Kershaw looked sheepish. “Oswald didn’t want me here at all, so I’m not sure I should be intruding upon his turf.”

“Oh, don’t be so sensitive and territorial. I don’t understand what’s so important that you couldn’t talk to me about it on the phone.” The sickly look on his face stopped her. “Tell me what’s happened.”

“I think you’d better take a look,” said Giles, running a hand through his lank blond hair as he stepped back to admit her first. “The door was locked on the inside. I had to use one of the spare keys to get it open. This is just how I found the place.”

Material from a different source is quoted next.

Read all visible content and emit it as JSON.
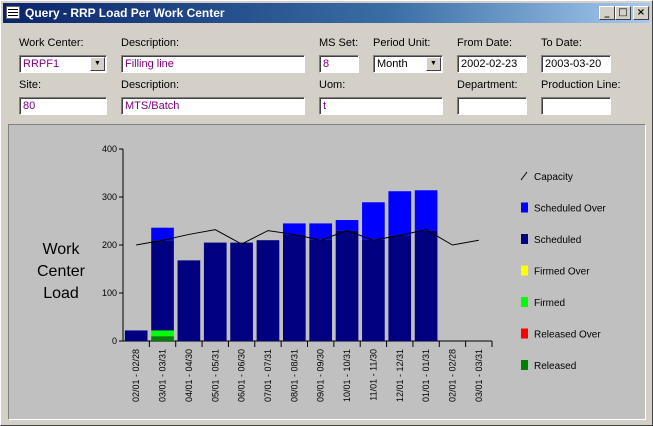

She moved carefully into a room that was still more like a gymnasium than a morgue. Most of it was below street level, with five short windows near the ceiling framing a dusty view of passing ankles on the pavement outside. An old wood-and-steel climbing frame still stood in the corner, the last surviving remnant of the St Patrick Junior Catholic Boys’ School gym. The bare brick walls had been painted gloss white, and the aluminium-cased strip lights that hung low across the steel desks added a forensic glare to a room which still smelled faintly of plimsolls and hormonal teens. The sprung wood basketball floor had been covered with carpet tiles. Longbright noted a folded pile of black micromesh sheets, a scuffed stainless steel dissecting table, several glass-fronted equipment cabinets, Finch’s old wooden desk and, at the rear of the room, a bank of four steel body drawers, but there was no sign of the pathologist.

She had expected to find Finch in his usual spot, seated on a bentwood chair beside one of the sinks, reading a gardening magazine. He was now past the age when he could spend much of his day standing. She looked about, puzzled. “I don’t understand. Where is he?”